Later (or at another date, it was not clear) they rode up with the pickup truck along the Carmel fence, to the other side of Umm Al Khair. Again they gathered 16 young men in a tent, including a young boy, a child really. Again phones were collected, people were scolded and made to confess that they support Hamas. A colonist filled with hatred and ‘unprofessional’ (as A. put it) took out bullets and loaded his gun. They cocked their rifles and pointed them at people’s foreheads. Again, there were phone searches, comments, kicks. They came to A.’s home, dragged him, forced him to translate their directions to the younger guys: You must now declare that you support the State of Israel, that you are against the massacre that took place in Kibbutz Nir Oz, and they filmed them on video. They forced the kid to get up and condemn the kidnapping to Gaza. Finally, they came to the assembly hall in the center of the village, tore drawings from the wall, tore up a map of the village. They demanded that the villagers put up Israeli flags (you can go to Yatta and buy them there…), otherwise the villagers will be murdered.

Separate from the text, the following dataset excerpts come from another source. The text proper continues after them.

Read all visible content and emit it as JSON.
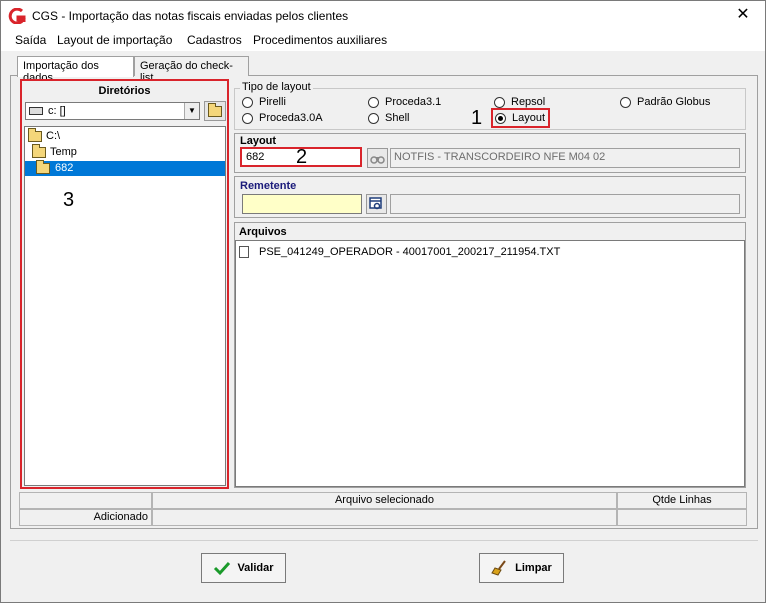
{
  "window": {
    "title": "CGS - Importação das notas fiscais enviadas pelos clientes",
    "close_glyph": "✕"
  },
  "menu": {
    "items": [
      "Saída",
      "Layout de importação",
      "Cadastros",
      "Procedimentos auxiliares"
    ]
  },
  "tabs": [
    {
      "label": "Importação dos dados",
      "active": true
    },
    {
      "label": "Geração do check-list",
      "active": false
    }
  ],
  "directories": {
    "title": "Diretórios",
    "drive": "c: []",
    "tree": [
      {
        "label": "C:\\",
        "level": 0,
        "selected": false
      },
      {
        "label": "Temp",
        "level": 1,
        "selected": false
      },
      {
        "label": "682",
        "level": 2,
        "selected": true
      }
    ]
  },
  "layout_type": {
    "legend": "Tipo de layout",
    "options": [
      {
        "label": "Pirelli",
        "checked": false
      },
      {
        "label": "Proceda3.1",
        "checked": false
      },
      {
        "label": "Repsol",
        "checked": false
      },
      {
        "label": "Padrão Globus",
        "checked": false
      },
      {
        "label": "Proceda3.0A",
        "checked": false
      },
      {
        "label": "Shell",
        "checked": false
      },
      {
        "label": "Layout",
        "checked": true
      }
    ]
  },
  "layout": {
    "label": "Layout",
    "code": "682",
    "description": "NOTFIS - TRANSCORDEIRO NFE M04 02"
  },
  "remetente": {
    "label": "Remetente",
    "code": "",
    "description": ""
  },
  "arquivos": {
    "label": "Arquivos",
    "files": [
      "PSE_041249_OPERADOR - 40017001_200217_211954.TXT"
    ]
  },
  "status": {
    "col_selected": "Arquivo selecionado",
    "col_lines": "Qtde Linhas",
    "row_added": "Adicionado"
  },
  "buttons": {
    "validar": "Validar",
    "limpar": "Limpar"
  },
  "annotations": {
    "n1": "1",
    "n2": "2",
    "n3": "3",
    "highlight_color": "#d9242b"
  },
  "colors": {
    "selection": "#0078d7",
    "brand_red": "#d9242b",
    "remetente_input": "#ffffc8"
  }
}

Now the villagers are afraid. They have spoken with a lawyer and with Taayush (Palestinian-Israeli partnership organization). Several Israeli peace activists came to stay in the village overnight.
Schools are closed. The teachers come from Yatta and the army would not let them through.
Livelihood: A problem. All the grazing grounds in Massafer Yatta are out of bounds to Palestinians. Only the outpost flocks may graze. The Palestinians have to feed their flocks with the feed they purchase at a steep price.
In the surrounding villages: We are told about houses being demolished in Touba. Masked colonists invaded it and cut up the electricity cable. At A-Safai a house was set on fire. While we sat at Umm Al Khair they received notice of pogroms, of a house demolished at Sha’ab Al Botom, of the Jabarin family. At Abu Kabita near the fence of Yatir colony, villagers were not allowed to come out for a whole week.
A. says, whoever is violent comes masked!
Road 356 and back on road 60: All the villages are closed off. All along the road, new soil dykes have been piled and prevent reaching the road. Zif Junction is blocked with a yellow metal gate. The crossroads at Dura, Al Fawar, and Kliklis are blocked to vehicles – Palestinians have to climb the earth dykes to cross the road on foot.